Richard Cook and Brian Morton , who exclude the album from their regular rating in their Penguin Guide to Jazz , regard it as a historical document with, however, poor sound quality, which was apparently not recorded with the intention of a later release. The Olatunji concert is a “wild, boisterous performance, strongly dominated by Pharoah Sanders, who is about to shake off his friend's coat”. The album thus documents the direction that Coltrane's music would have taken if he had not died three months later.

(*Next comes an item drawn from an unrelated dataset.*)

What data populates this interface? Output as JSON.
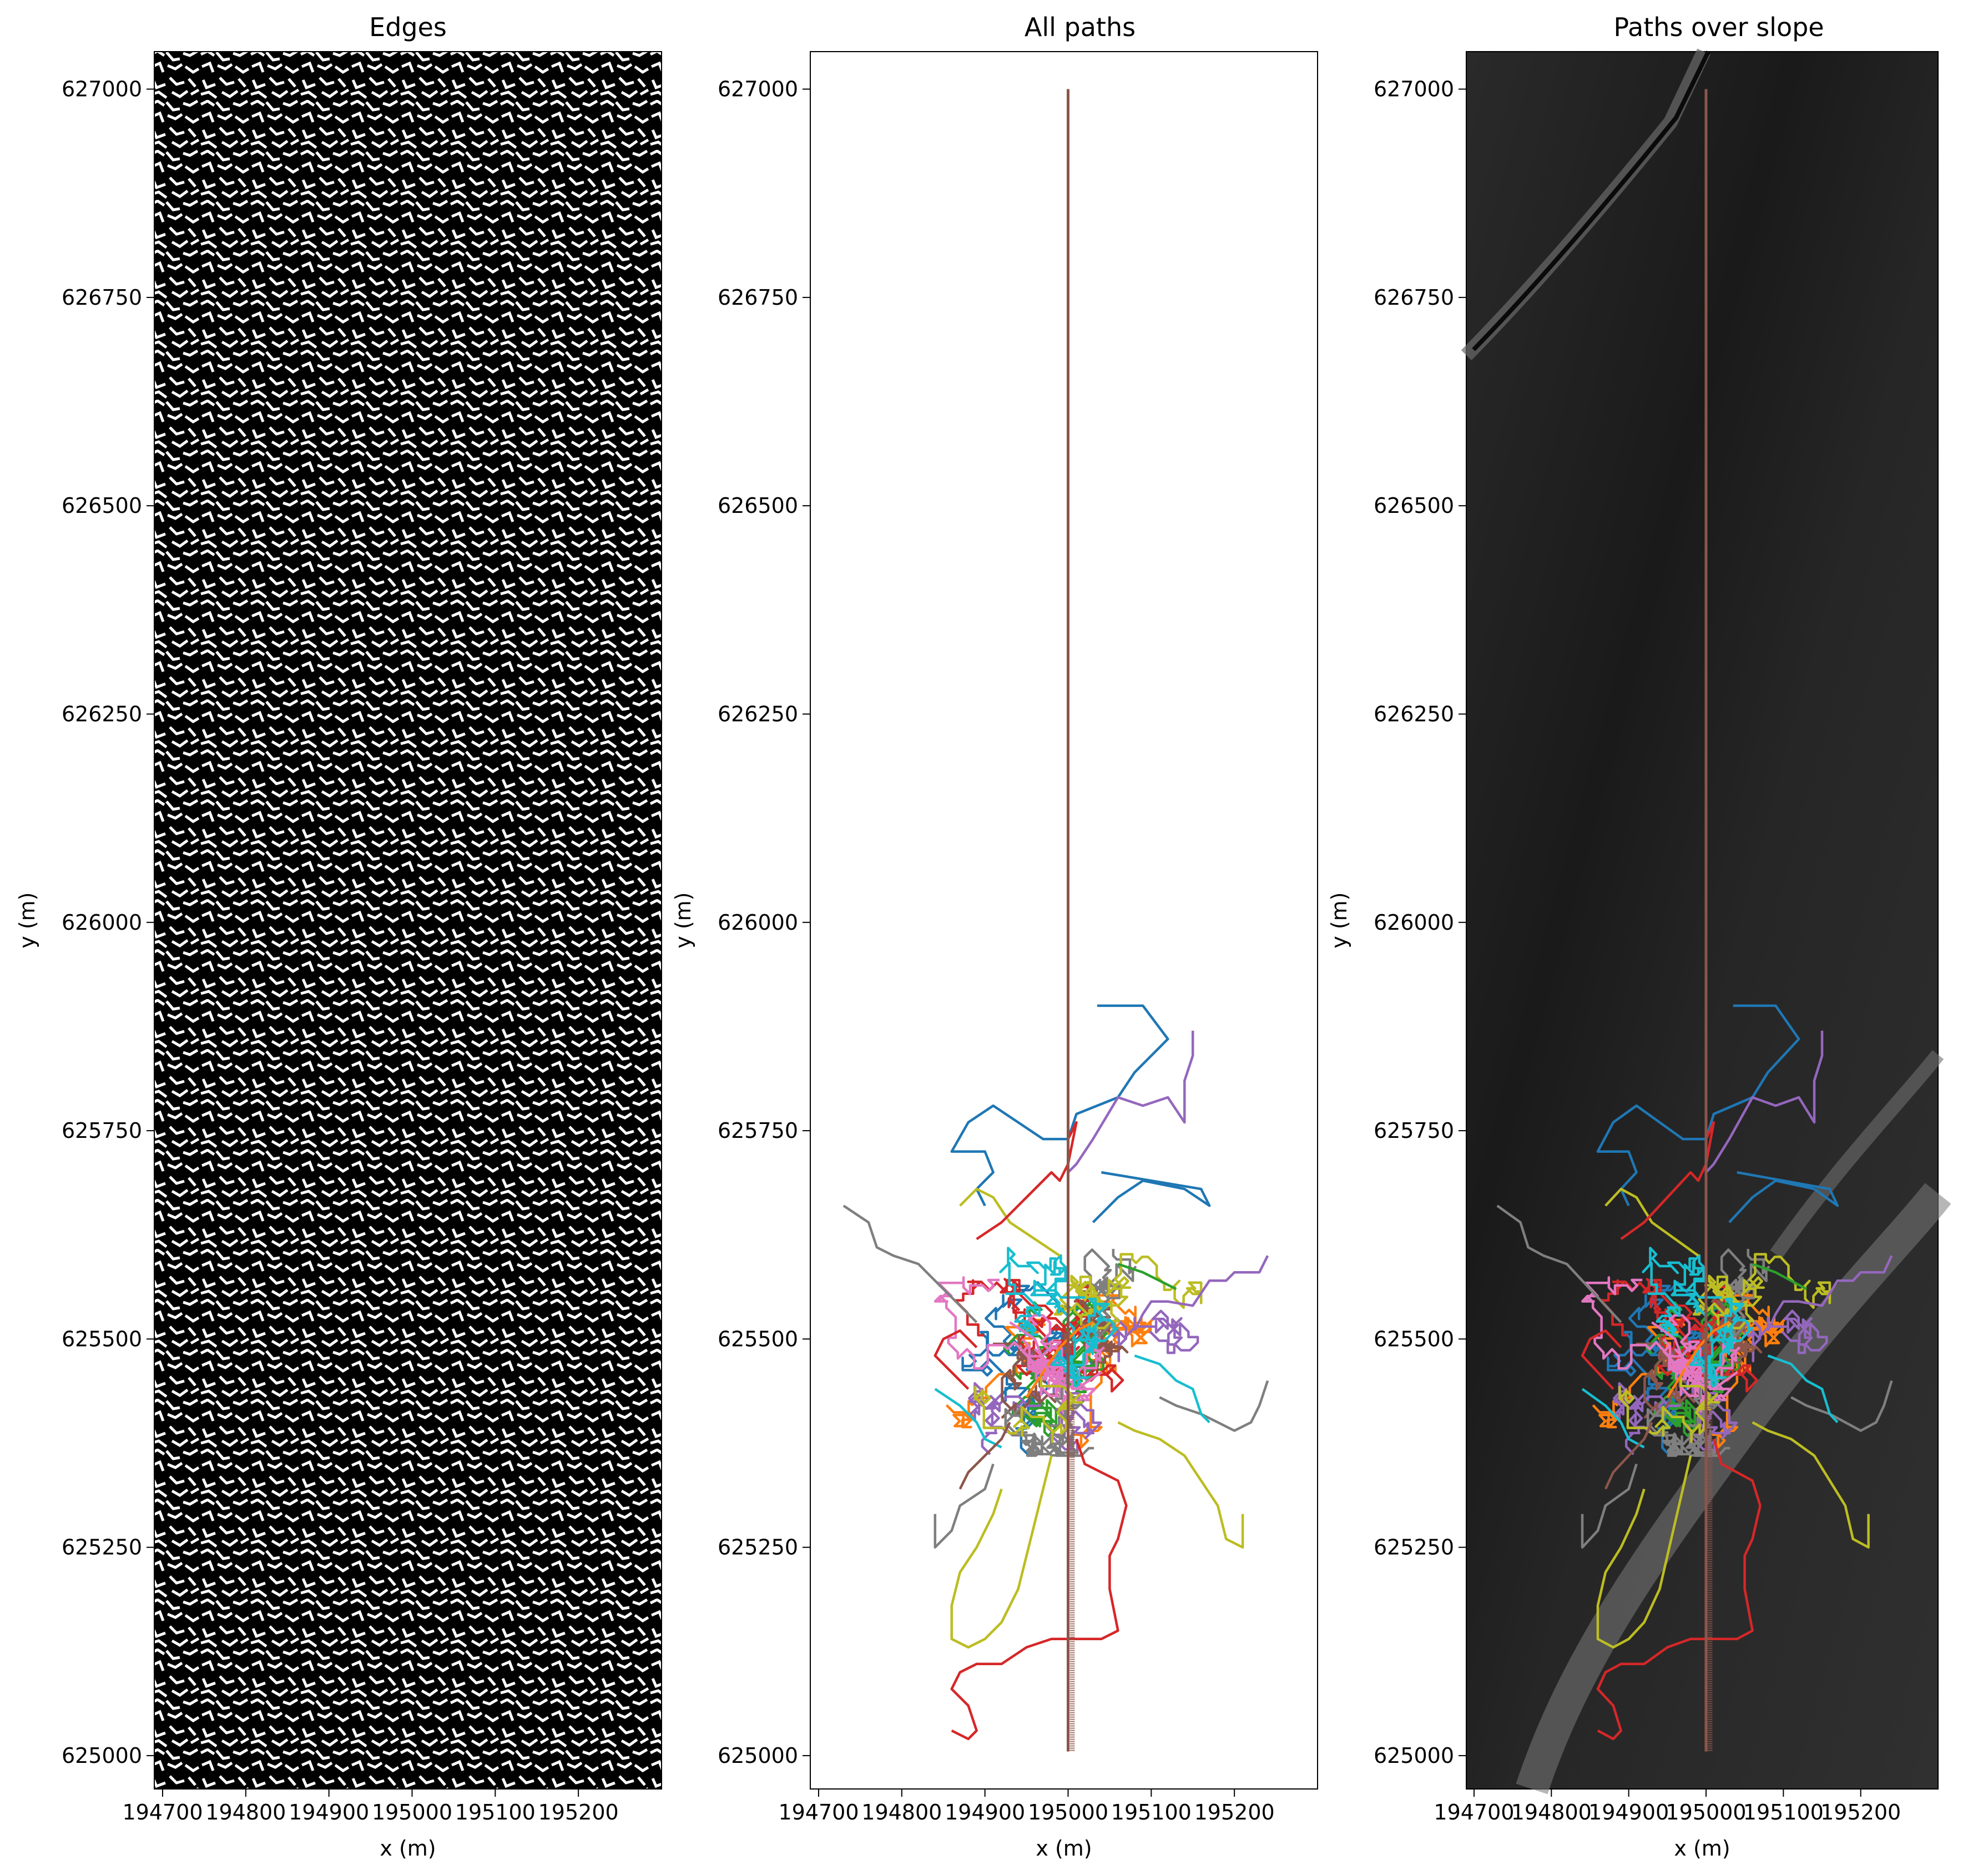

Rolling Stone magazine voted the album at number 88 in 2013 in its list The 100 Best Jazz Albums .

The titles

  • John Coltrane - The Olatunji Concert: The Last Live Recording (Impulse 589 120-2)
  1. Introduction by Billy Taylor : 35
  2. Ogunde (Coltrane) 28:25
  3. My Favorite Things ( Richard Rodgers / Oscar Hammerstein ) 34:38
  • The front cover of the album shows an excerpt from the original concert poster on which Coltrane is playing the flute. The full poster is reproduced inside the album.

literature

Web links

Notes and individual references

  1. ^ Compare David Wild: liner notes. On March 17th he went to Rudy Van Gelder's studio in Englewood Cliffs for the last time to record pieces such as Ogunde and Expression , which then appeared posthumously on the Expressions album (AS 9120).
  2. ^ Before the concert, Coltrane asked Bernard Drayton, a son of swing bassist Charles Drayton and an acquaintance of drummer Milford Graves, to record the concert in the Olatunji Center . This happened outside of his contract with the Impulse! Label.
  3. Rolling Stone: The 100 Best Jazz Albums . Retrieved November 16, 2016.